En première partie, nous avons eu droit aux deux extrêmes du spectre de musique champs gauche. D’abord, Les Martyrs de Marde ont présenté l’un des spectacles les plus déstabilisants que j’ai vu, ce qui en soi, est une belle réussite. Leur performance justifie à elle seule la mention 18+ sur l’affiche (même si leur présence n’y est pour rien), tant ils jouent dans les recoins sombres de l’humanité. Autant musicalement qu’au niveau de leur présence sur scène, on assiste impuissant à une prestation d’individus se faisant violence. Ils misent sur le malaise, instiguant des contacts avec la foule et semblant tout le temps en équilibre sur la douce frontière de la psychose. Si musicalement la proposition se veut quelque peu étriquée, au final, l’important n’est pas d’avoir aimé ou non. Le travail de réflexion inexorable qui suit une telle performance justifie à lui seul d’assister à un de leur concert. Après, vous pourrez vous demander si vous voulez encore subir une aussi puissante décharge de déchéance.
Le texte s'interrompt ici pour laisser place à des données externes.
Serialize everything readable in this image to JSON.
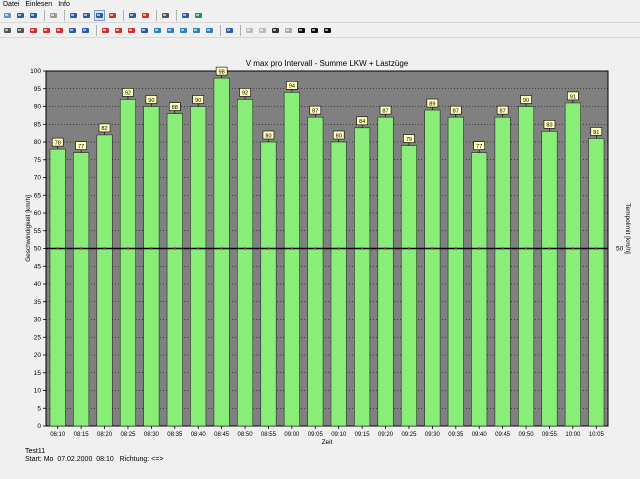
{
  "menu": [
    "Datei",
    "Einlesen",
    "Info"
  ],
  "toolbar1": [
    {
      "icon": "new-doc-icon",
      "color": "#6a8fcf"
    },
    {
      "icon": "save-icon",
      "color": "#2f5aa8"
    },
    {
      "icon": "save-as-icon",
      "color": "#2f5aa8"
    },
    {
      "sep": true
    },
    {
      "icon": "filter-icon",
      "color": "#999999"
    },
    {
      "sep": true
    },
    {
      "icon": "windows-icon",
      "color": "#2f5aa8"
    },
    {
      "icon": "table-icon",
      "color": "#2f5aa8"
    },
    {
      "icon": "bar-chart-icon",
      "color": "#2f5aa8",
      "pressed": true
    },
    {
      "icon": "chart-edit-icon",
      "color": "#c0392b"
    },
    {
      "sep": true
    },
    {
      "icon": "clock-icon",
      "color": "#2f5aa8"
    },
    {
      "icon": "cancel-icon",
      "color": "#d03030"
    },
    {
      "sep": true
    },
    {
      "icon": "print-icon",
      "color": "#555555"
    },
    {
      "sep": true
    },
    {
      "icon": "info-icon",
      "color": "#2f5aa8"
    },
    {
      "icon": "globe-icon",
      "color": "#2e8b57"
    }
  ],
  "toolbar2": [
    {
      "icon": "vehicle-all-icon",
      "color": "#555555"
    },
    {
      "icon": "vehicle-list-icon",
      "color": "#555555"
    },
    {
      "icon": "car-icon",
      "color": "#d03030"
    },
    {
      "icon": "van-icon",
      "color": "#d03030"
    },
    {
      "icon": "car-small-icon",
      "color": "#d03030"
    },
    {
      "icon": "truck-icon",
      "color": "#2f5aa8"
    },
    {
      "icon": "bus-icon",
      "color": "#2f5aa8"
    },
    {
      "sep": true
    },
    {
      "icon": "car-red-icon",
      "color": "#d03030"
    },
    {
      "icon": "car-red2-icon",
      "color": "#d03030"
    },
    {
      "icon": "truck-red-icon",
      "color": "#d03030"
    },
    {
      "icon": "trailer-icon",
      "color": "#2f5aa8"
    },
    {
      "icon": "stat-v1-icon",
      "color": "#2f7fc0"
    },
    {
      "icon": "stat-v2-icon",
      "color": "#2f7fc0"
    },
    {
      "icon": "stat-v3-icon",
      "color": "#2f7fc0"
    },
    {
      "icon": "stat-v4-icon",
      "color": "#2f7fc0"
    },
    {
      "icon": "stat-v5-icon",
      "color": "#2f7fc0"
    },
    {
      "sep": true
    },
    {
      "icon": "direction-icon",
      "color": "#2f5aa8"
    },
    {
      "sep": true
    },
    {
      "icon": "zoom-in-icon",
      "color": "#bbbbbb"
    },
    {
      "icon": "zoom-out-icon",
      "color": "#bbbbbb"
    },
    {
      "icon": "prev-icon",
      "color": "#333333"
    },
    {
      "icon": "back-icon",
      "color": "#aaaaaa"
    },
    {
      "icon": "play-icon",
      "color": "#111111"
    },
    {
      "icon": "next-icon",
      "color": "#111111"
    },
    {
      "icon": "last-icon",
      "color": "#111111"
    }
  ],
  "chart_data": {
    "type": "bar",
    "title": "V max pro Intervall - Summe LKW + Lastzüge",
    "xlabel": "Zeit",
    "ylabel": "Geschwindigkeit [km/h]",
    "ylabel_right": "Tempolimit [km/h]",
    "ylim": [
      0,
      100
    ],
    "yticks": [
      0,
      5,
      10,
      15,
      20,
      25,
      30,
      35,
      40,
      45,
      50,
      55,
      60,
      65,
      70,
      75,
      80,
      85,
      90,
      95,
      100
    ],
    "categories": [
      "08:10",
      "08:15",
      "08:20",
      "08:25",
      "08:30",
      "08:35",
      "08:40",
      "08:45",
      "08:50",
      "08:55",
      "09:00",
      "09:05",
      "09:10",
      "09:15",
      "09:20",
      "09:25",
      "09:30",
      "09:35",
      "09:40",
      "09:45",
      "09:50",
      "09:55",
      "10:00",
      "10:05"
    ],
    "values": [
      78,
      77,
      82,
      92,
      90,
      88,
      90,
      98,
      92,
      80,
      94,
      87,
      80,
      84,
      87,
      79,
      89,
      87,
      77,
      87,
      90,
      83,
      91,
      81
    ],
    "limit": 50,
    "limit_label": "50",
    "colors": {
      "bar": "#88ee77",
      "plot_bg": "#808080",
      "limit_line": "#000000",
      "label_bg": "#ffffbb"
    }
  },
  "status": {
    "name": "Test11",
    "start_label": "Start:",
    "weekday": "Mo",
    "date": "07.02.2000",
    "time": "08:10",
    "richtung_label": "Richtung:",
    "richtung": "<=>"
  }
}
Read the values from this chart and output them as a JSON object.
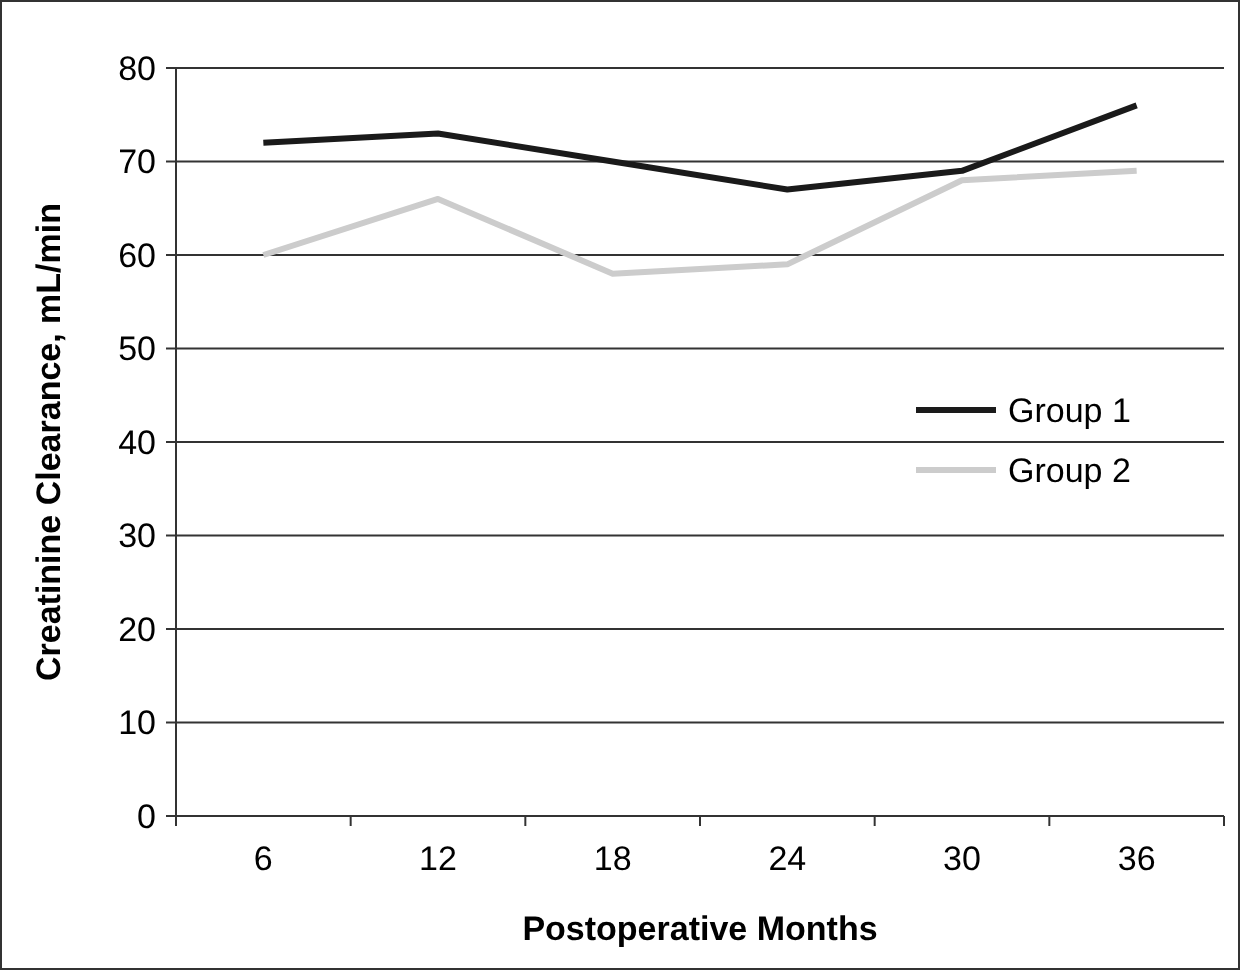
{
  "chart_data": {
    "type": "line",
    "xlabel": "Postoperative Months",
    "ylabel": "Creatinine Clearance, mL/min",
    "categories": [
      "6",
      "12",
      "18",
      "24",
      "30",
      "36"
    ],
    "series": [
      {
        "name": "Group 1",
        "color": "#1a1a1a",
        "values": [
          72,
          73,
          70,
          67,
          69,
          76
        ]
      },
      {
        "name": "Group 2",
        "color": "#cccccc",
        "values": [
          60,
          66,
          58,
          59,
          68,
          69
        ]
      }
    ],
    "ylim": [
      0,
      80
    ],
    "yticks": [
      0,
      10,
      20,
      30,
      40,
      50,
      60,
      70,
      80
    ],
    "grid": "y",
    "legend": "right",
    "marker": "none",
    "line_style": "solid"
  }
}
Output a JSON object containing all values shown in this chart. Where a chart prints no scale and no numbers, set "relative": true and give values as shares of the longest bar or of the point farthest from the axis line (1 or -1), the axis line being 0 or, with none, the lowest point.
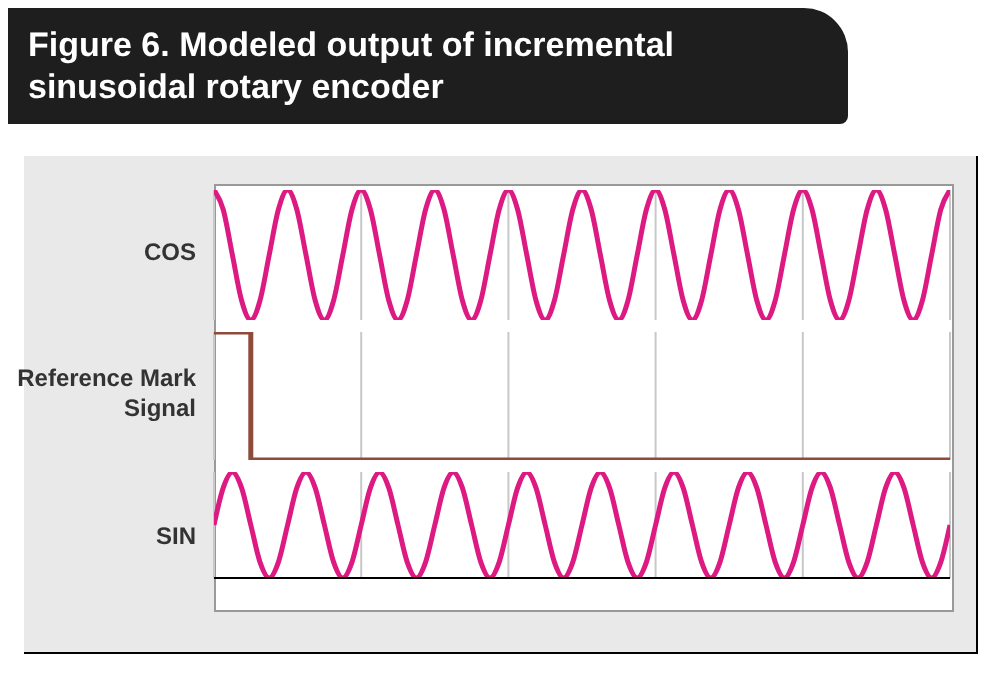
{
  "chart_data": [
    {
      "type": "line",
      "title": "Figure 6. Modeled output of incremental sinusoidal rotary encoder",
      "ylabel": "COS",
      "relative": true,
      "grid": "x",
      "tick_labels": false,
      "categories": [
        null,
        null,
        null,
        null,
        null,
        null,
        null,
        null,
        null,
        null,
        null,
        null,
        null,
        null,
        null,
        null,
        null,
        null,
        null,
        null,
        null,
        null,
        null,
        null,
        null,
        null,
        null,
        null,
        null,
        null,
        null,
        null,
        null,
        null,
        null,
        null,
        null,
        null,
        null,
        null,
        null,
        null,
        null,
        null,
        null,
        null,
        null,
        null,
        null,
        null,
        null,
        null,
        null,
        null,
        null,
        null,
        null,
        null,
        null,
        null,
        null,
        null,
        null,
        null,
        null,
        null,
        null,
        null,
        null,
        null,
        null,
        null,
        null,
        null,
        null,
        null,
        null,
        null,
        null,
        null,
        null
      ],
      "series": [
        {
          "color": "#dc1a82",
          "values": [
            1,
            0.85,
            0.5,
            0.15,
            0,
            0.15,
            0.5,
            0.85,
            1,
            0.85,
            0.5,
            0.15,
            0,
            0.15,
            0.5,
            0.85,
            1,
            0.85,
            0.5,
            0.15,
            0,
            0.15,
            0.5,
            0.85,
            1,
            0.85,
            0.5,
            0.15,
            0,
            0.15,
            0.5,
            0.85,
            1,
            0.85,
            0.5,
            0.15,
            0,
            0.15,
            0.5,
            0.85,
            1,
            0.85,
            0.5,
            0.15,
            0,
            0.15,
            0.5,
            0.85,
            1,
            0.85,
            0.5,
            0.15,
            0,
            0.15,
            0.5,
            0.85,
            1,
            0.85,
            0.5,
            0.15,
            0,
            0.15,
            0.5,
            0.85,
            1,
            0.85,
            0.5,
            0.15,
            0,
            0.15,
            0.5,
            0.85,
            1,
            0.85,
            0.5,
            0.15,
            0,
            0.15,
            0.5,
            0.85,
            1
          ]
        }
      ]
    },
    {
      "type": "step",
      "ylabel": "Reference Mark Signal",
      "relative": true,
      "grid": "x",
      "tick_labels": false,
      "categories": [
        null,
        null,
        null,
        null,
        null,
        null,
        null,
        null,
        null,
        null,
        null,
        null,
        null,
        null,
        null,
        null,
        null,
        null,
        null,
        null,
        null,
        null,
        null,
        null,
        null,
        null,
        null,
        null,
        null,
        null,
        null,
        null,
        null,
        null,
        null,
        null,
        null,
        null,
        null,
        null,
        null,
        null,
        null,
        null,
        null,
        null,
        null,
        null,
        null,
        null,
        null,
        null,
        null,
        null,
        null,
        null,
        null,
        null,
        null,
        null,
        null,
        null,
        null,
        null,
        null,
        null,
        null,
        null,
        null,
        null,
        null,
        null,
        null,
        null,
        null,
        null,
        null,
        null,
        null,
        null,
        null
      ],
      "series": [
        {
          "color": "#8e4b3c",
          "values": [
            1,
            1,
            1,
            1,
            0,
            0,
            0,
            0,
            0,
            0,
            0,
            0,
            0,
            0,
            0,
            0,
            0,
            0,
            0,
            0,
            0,
            0,
            0,
            0,
            0,
            0,
            0,
            0,
            0,
            0,
            0,
            0,
            0,
            0,
            0,
            0,
            0,
            0,
            0,
            0,
            0,
            0,
            0,
            0,
            0,
            0,
            0,
            0,
            0,
            0,
            0,
            0,
            0,
            0,
            0,
            0,
            0,
            0,
            0,
            0,
            0,
            0,
            0,
            0,
            0,
            0,
            0,
            0,
            0,
            0,
            0,
            0,
            0,
            0,
            0,
            0,
            0,
            0,
            0,
            0,
            0
          ]
        }
      ]
    },
    {
      "type": "line",
      "ylabel": "SIN",
      "relative": true,
      "grid": "x",
      "tick_labels": false,
      "categories": [
        null,
        null,
        null,
        null,
        null,
        null,
        null,
        null,
        null,
        null,
        null,
        null,
        null,
        null,
        null,
        null,
        null,
        null,
        null,
        null,
        null,
        null,
        null,
        null,
        null,
        null,
        null,
        null,
        null,
        null,
        null,
        null,
        null,
        null,
        null,
        null,
        null,
        null,
        null,
        null,
        null,
        null,
        null,
        null,
        null,
        null,
        null,
        null,
        null,
        null,
        null,
        null,
        null,
        null,
        null,
        null,
        null,
        null,
        null,
        null,
        null,
        null,
        null,
        null,
        null,
        null,
        null,
        null,
        null,
        null,
        null,
        null,
        null,
        null,
        null,
        null,
        null,
        null,
        null,
        null,
        null
      ],
      "series": [
        {
          "color": "#dc1a82",
          "values": [
            0.5,
            0.85,
            1,
            0.85,
            0.5,
            0.15,
            0,
            0.15,
            0.5,
            0.85,
            1,
            0.85,
            0.5,
            0.15,
            0,
            0.15,
            0.5,
            0.85,
            1,
            0.85,
            0.5,
            0.15,
            0,
            0.15,
            0.5,
            0.85,
            1,
            0.85,
            0.5,
            0.15,
            0,
            0.15,
            0.5,
            0.85,
            1,
            0.85,
            0.5,
            0.15,
            0,
            0.15,
            0.5,
            0.85,
            1,
            0.85,
            0.5,
            0.15,
            0,
            0.15,
            0.5,
            0.85,
            1,
            0.85,
            0.5,
            0.15,
            0,
            0.15,
            0.5,
            0.85,
            1,
            0.85,
            0.5,
            0.15,
            0,
            0.15,
            0.5,
            0.85,
            1,
            0.85,
            0.5,
            0.15,
            0,
            0.15,
            0.5,
            0.85,
            1,
            0.85,
            0.5,
            0.15,
            0,
            0.15,
            0.5
          ]
        }
      ]
    }
  ]
}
La Fête, chouchous locaux, sont ensuite venus présenter leur pop joliment déconstruite dans une ambiance beaucoup plus paisible et lumineuse. Pour une seconde fois en quelques semaines (au concert de Victime), j’ai pu apprécier le jeu incroyable de Samuel Gougoux à la batterie. Il possède une virtuosité complètement différente de celle d’un Greg Saunier mais est tout autant efficace. Au niveau de la voix, j’ai trouvé qu’Antoine Provencher, bien que charismatique, manquait parfois d’un brin d’assurance. Ça demeure une première partie fort divertissante et particulièrement lumineuse; surtout sur une échelle qui compterait sur la présence des Martyrs!